Yerusalem – Itamar Ben Gvir, Menteri Keamanan Nasional Israel, menuai kecaman internasional setelah secara terbuka memimpin ibadah doa Yahudi di kompleks Masjid Al-Aqsa, Yerusalem. Aksi ini dianggap melanggar kesepakatan status quo yang telah lama berlaku di situs suci tersebut.
Insiden yang terjadi pada hari Minggu (3/8) ini, menjadi sorotan karena menandai pertama kalinya seorang menteri pemerintah Israel melakukan doa secara terbuka di kompleks tersebut. Al-Aqsa, sebagai tempat tersuci ketiga bagi umat Islam, juga merupakan lokasi penting bagi agama Yahudi, diyakini sebagai tempat berdirinya kuil Yahudi pertama dan kedua.

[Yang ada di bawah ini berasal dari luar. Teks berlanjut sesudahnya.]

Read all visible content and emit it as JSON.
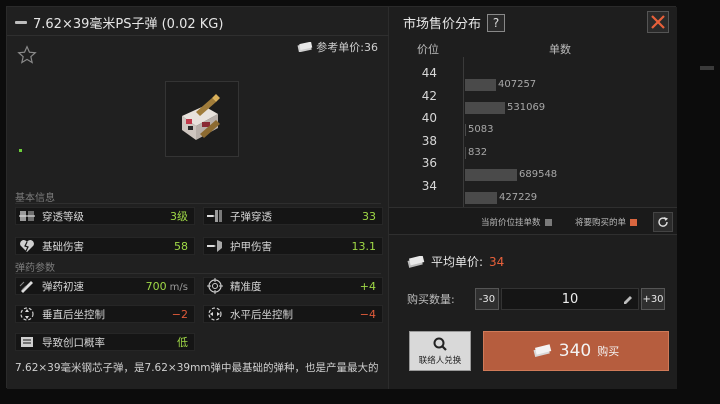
{
  "item": {
    "title": "7.62×39毫米PS子弹 (0.02 KG)",
    "ref_price_label": "参考单价:36",
    "description": "7.62×39毫米钢芯子弹，是7.62×39mm弹中最基础的弹种，也是产量最大的"
  },
  "sections": {
    "basic": "基本信息",
    "ammo": "弹药参数"
  },
  "stats": [
    {
      "label": "穿透等级",
      "value": "3级",
      "icon": "penetration-level-icon",
      "color": "green"
    },
    {
      "label": "子弹穿透",
      "value": "33",
      "icon": "bullet-penetration-icon",
      "color": "green"
    },
    {
      "label": "基础伤害",
      "value": "58",
      "icon": "broken-heart-icon",
      "color": "green"
    },
    {
      "label": "护甲伤害",
      "value": "13.1",
      "icon": "armor-damage-icon",
      "color": "green"
    },
    {
      "label": "弹药初速",
      "value": "700",
      "unit": "m/s",
      "icon": "muzzle-velocity-icon",
      "color": "green"
    },
    {
      "label": "精准度",
      "value": "+4",
      "icon": "crosshair-icon",
      "color": "green"
    },
    {
      "label": "垂直后坐控制",
      "value": "−2",
      "icon": "vertical-recoil-icon",
      "color": "red"
    },
    {
      "label": "水平后坐控制",
      "value": "−4",
      "icon": "horizontal-recoil-icon",
      "color": "red"
    },
    {
      "label": "导致创口概率",
      "value": "低",
      "icon": "wound-chance-icon",
      "color": "green"
    }
  ],
  "market": {
    "title": "市场售价分布",
    "help": "?",
    "col_price": "价位",
    "col_qty": "单数",
    "legend_current": "当前价位挂单数",
    "legend_buy": "将要购买的单",
    "avg_label": "平均单价:",
    "avg_value": "34",
    "qty_label": "购买数量:",
    "minus": "-30",
    "plus": "+30",
    "qty_value": "10",
    "redeem_label": "联络人兑换",
    "buy_amount": "340",
    "buy_label": "购买",
    "colors": {
      "bar": "#4a4a4a",
      "buy": "#d9663f",
      "accent": "#e8603a"
    }
  },
  "chart_data": {
    "type": "bar",
    "orientation": "horizontal",
    "x_labels_visible": [
      "44",
      "42",
      "40",
      "38",
      "36",
      "34"
    ],
    "bars": [
      {
        "value": 407257
      },
      {
        "value": 531069
      },
      {
        "value": 5083
      },
      {
        "value": 832
      },
      {
        "value": 689548
      },
      {
        "value": 427229
      }
    ]
  }
}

Berdasarkan perjanjian yang berlaku, ritual keagamaan Yahudi sebenarnya dilarang di area tersebut. Perjanjian ini seringkali dilanggar oleh kunjungan warga Yahudi, termasuk anggota parlemen Israel, dalam beberapa tahun terakhir.

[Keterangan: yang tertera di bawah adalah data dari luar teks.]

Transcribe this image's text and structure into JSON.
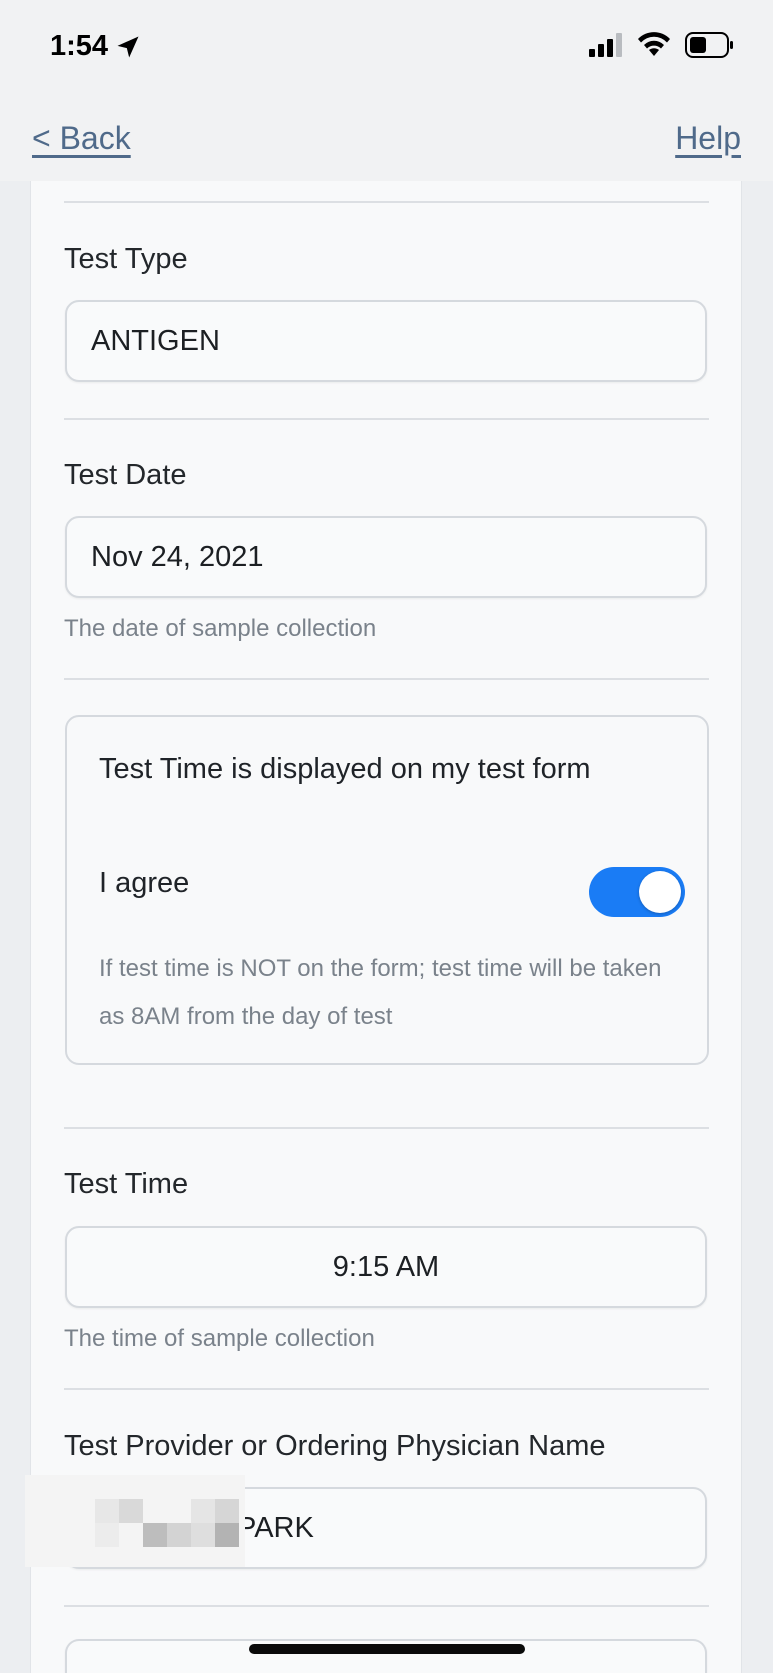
{
  "status_bar": {
    "time": "1:54",
    "icons": [
      "location-arrow-icon",
      "cellular-signal-icon",
      "wifi-icon",
      "battery-icon"
    ]
  },
  "nav": {
    "back_label": "< Back",
    "help_label": "Help"
  },
  "form": {
    "test_type": {
      "label": "Test Type",
      "value": "ANTIGEN"
    },
    "test_date": {
      "label": "Test Date",
      "value": "Nov 24, 2021",
      "hint": "The date of sample collection"
    },
    "consent": {
      "title": "Test Time is displayed on my test form",
      "agree_label": "I agree",
      "agree_on": true,
      "note": "If test time is NOT on the form; test time will be taken as 8AM from the day of test"
    },
    "test_time": {
      "label": "Test Time",
      "value": "9:15 AM",
      "hint": "The time of sample collection"
    },
    "provider": {
      "label": "Test Provider or Ordering Physician Name",
      "value_visible": "PARK"
    }
  },
  "colors": {
    "link": "#4f6a8a",
    "toggle_on": "#1a7cf5"
  }
}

Menanggapi kontroversi ini, Perdana Menteri Israel, Benjamin Netanyahu, menegaskan bahwa kebijakan Israel terkait status quo di Bukit Bait Suci tetap tidak berubah.

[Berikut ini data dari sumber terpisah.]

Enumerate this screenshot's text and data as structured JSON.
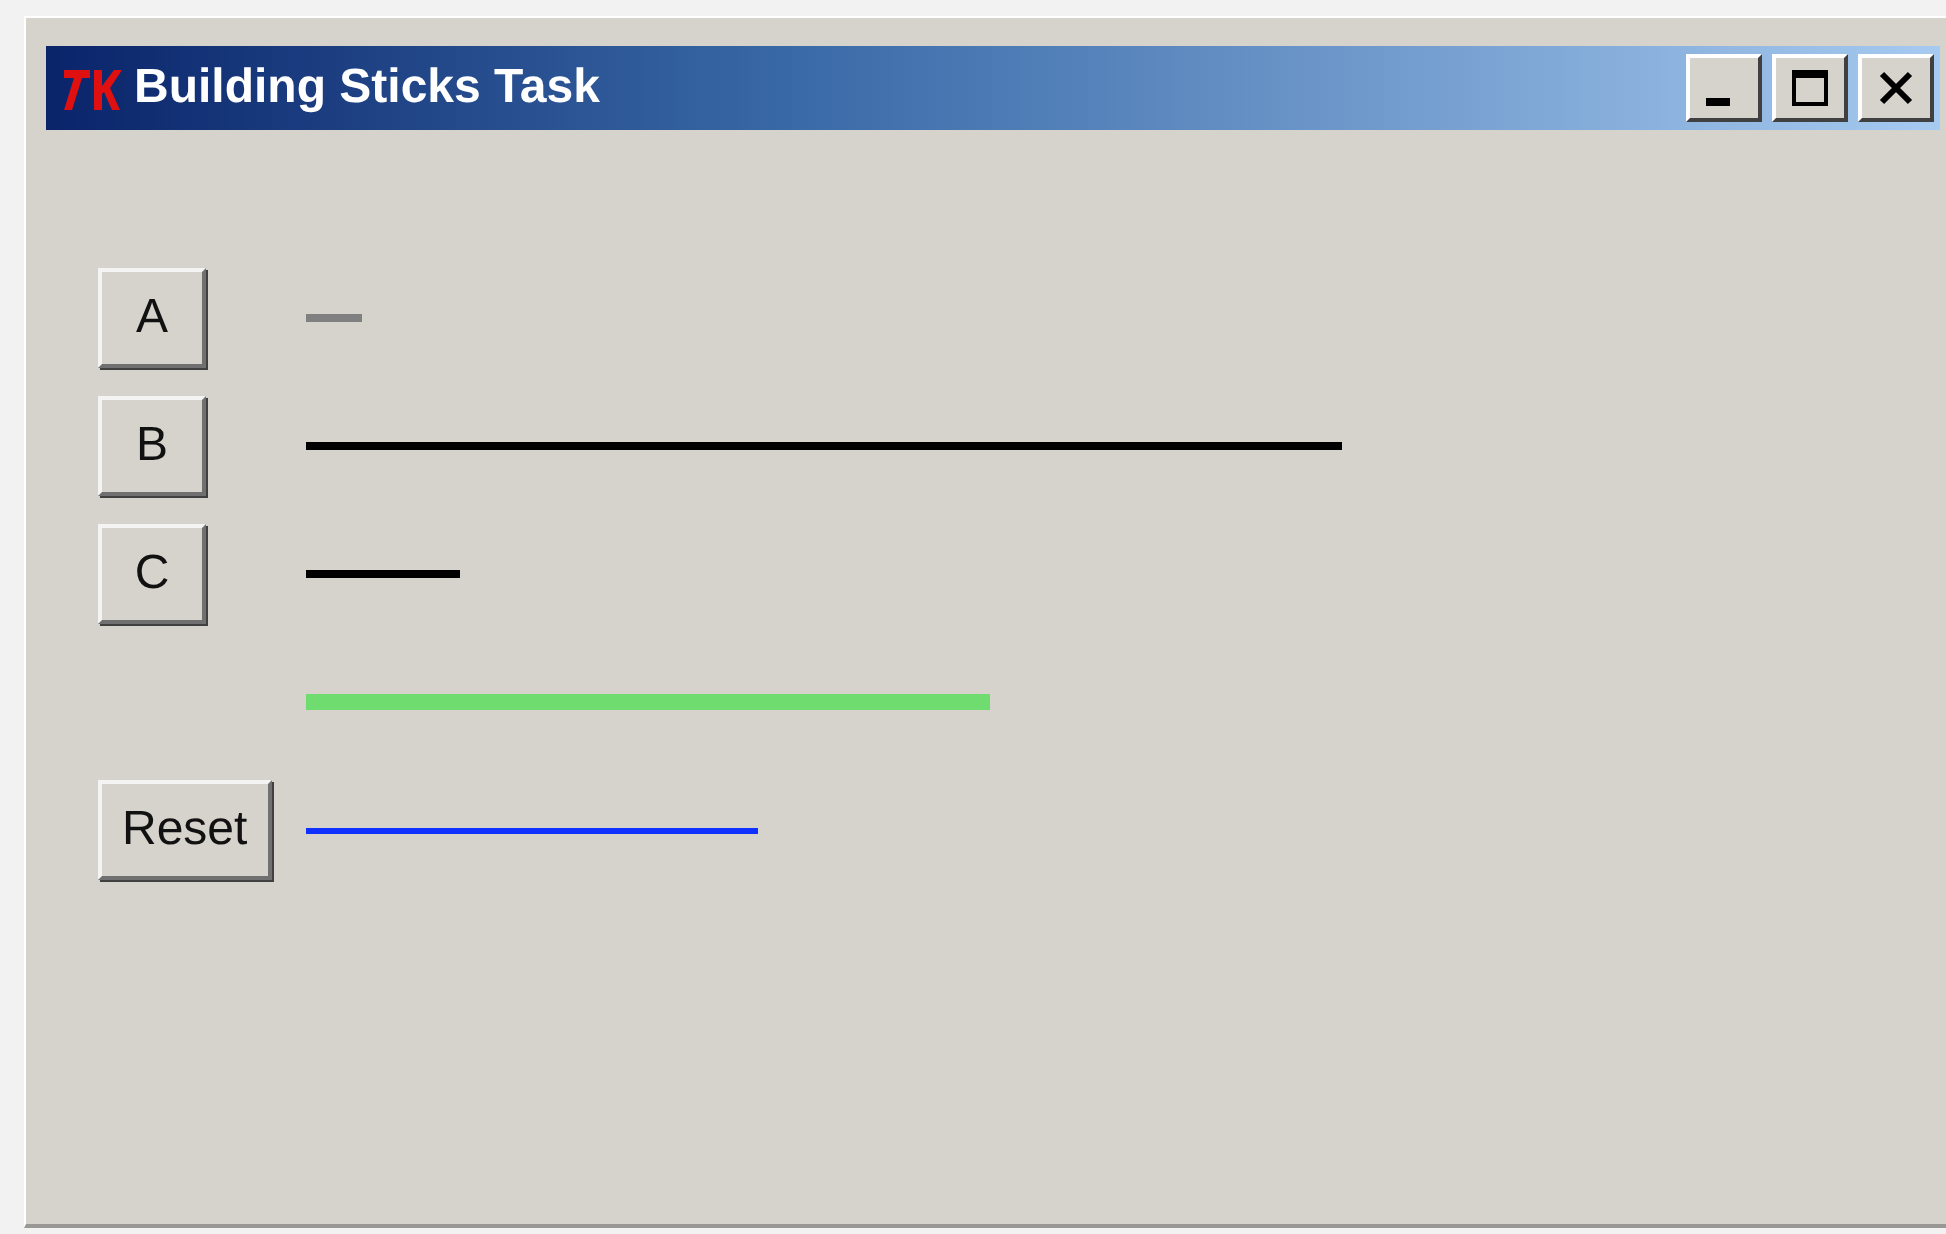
{
  "window": {
    "title": "Building Sticks Task"
  },
  "rows": [
    {
      "kind": "stick",
      "label": "A",
      "color": "#808080"
    },
    {
      "kind": "stick",
      "label": "B",
      "color": "#000000"
    },
    {
      "kind": "stick",
      "label": "C",
      "color": "#000000"
    },
    {
      "kind": "goal",
      "color": "#6edc6e"
    },
    {
      "kind": "reset",
      "label": "Reset",
      "color": "#1030ff"
    }
  ]
}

Pemilihan waktu aksi Ben Gvir juga menimbulkan pertanyaan. Hari Minggu bertepatan dengan Tisha B’Av dalam kalender Ibrani, hari puasa yang memperingati kehancuran dua kuil Yahudi yang pernah berdiri di lokasi Al-Aqsa.
Selain ibadah, Ben Gvir juga menyampaikan pernyataan kontroversial yang menyerukan perluasan kedaulatan Israel atas seluruh Jalur Gaza, sebagai tanggapan atas pembebasan dua sandera Israel oleh kelompok militan Palestina.
Tindakan Ben Gvir ini segera memicu reaksi keras. Otoritas Palestina, Yordania, dan Arab Saudi mengutuk keras tindakan tersebut, menyebutnya sebagai "eskalasi berbahaya". Israel menduduki Yerusalem timur pada tahun 1967, sebuah langkah yang tidak diakui secara luas oleh komunitas internasional.